Personal information
- Nationality: Bulgarian
- Born: 11 February 1952 (age 74) Plovdiv, Bulgaria
- Height: 1.63 m (5 ft 4 in)

Sport
- Sport: Athletics
- Event: Long jump
- Club: Trakia Plovdiv

= Lidiya Gusheva =

Bulgarian long jumper

Lidiya Gusheva (Лидия Гушева; born 11 February 1952) is a Bulgarian athlete who specialized in the long jump and the 100 metres hurdles.

==Long jump==
Winning gold medals at the 1977 and 1978 Balkan Championships, Gusheva also reached multiple continental and one global final. She finished ninth at the 1977 Summer Universiade, tenth at the 1978 European Indoor Championships, eleventh at the 1978 European Championships, third at the 1979 European Cup, eighth at the 1979 Summer Universiade, fourth at the 1980 European Indoor Championships, and twelfth at the 1980 Summer Olympics.

Her personal best jump was 6.58 metres, achieved in 1977.

==Hurdles==
In the 60 or 100 metres hurdles, she finished sixth at the 1978 European Indoor Championships and fifth at the 1981 European Indoor Championships.

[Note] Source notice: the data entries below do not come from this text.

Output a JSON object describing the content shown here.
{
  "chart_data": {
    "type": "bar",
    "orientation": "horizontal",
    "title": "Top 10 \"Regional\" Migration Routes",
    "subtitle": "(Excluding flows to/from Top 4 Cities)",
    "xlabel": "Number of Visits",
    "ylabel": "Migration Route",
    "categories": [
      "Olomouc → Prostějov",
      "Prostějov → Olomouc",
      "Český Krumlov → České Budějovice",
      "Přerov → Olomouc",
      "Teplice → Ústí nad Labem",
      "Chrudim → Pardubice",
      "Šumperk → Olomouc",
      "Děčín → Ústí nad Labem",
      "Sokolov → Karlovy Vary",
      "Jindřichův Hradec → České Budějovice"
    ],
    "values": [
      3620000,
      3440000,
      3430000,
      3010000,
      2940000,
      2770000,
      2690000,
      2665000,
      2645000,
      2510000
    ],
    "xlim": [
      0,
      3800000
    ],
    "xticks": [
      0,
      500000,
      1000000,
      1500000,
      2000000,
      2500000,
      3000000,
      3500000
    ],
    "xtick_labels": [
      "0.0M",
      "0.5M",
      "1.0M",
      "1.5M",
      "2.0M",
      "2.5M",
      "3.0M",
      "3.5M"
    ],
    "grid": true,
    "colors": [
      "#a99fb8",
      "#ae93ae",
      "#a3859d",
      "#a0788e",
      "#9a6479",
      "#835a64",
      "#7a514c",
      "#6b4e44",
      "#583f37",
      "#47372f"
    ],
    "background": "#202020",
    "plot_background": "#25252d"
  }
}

She competed at the 1976 European Indoor Championships, the 1977 European Indoor Championships,
 the 1977 Summer Universiade, the 1978 European Championships, the 1979 Summer Universiade and the 1980 European Indoor Championships without reaching the final.

She also competed in the 50 metres flat at the 1981 European Indoor Championships without reaching the final.

In the long jump and high hurdles, she became Bulgarian champion four times and Bulgarian indoor champion eight times.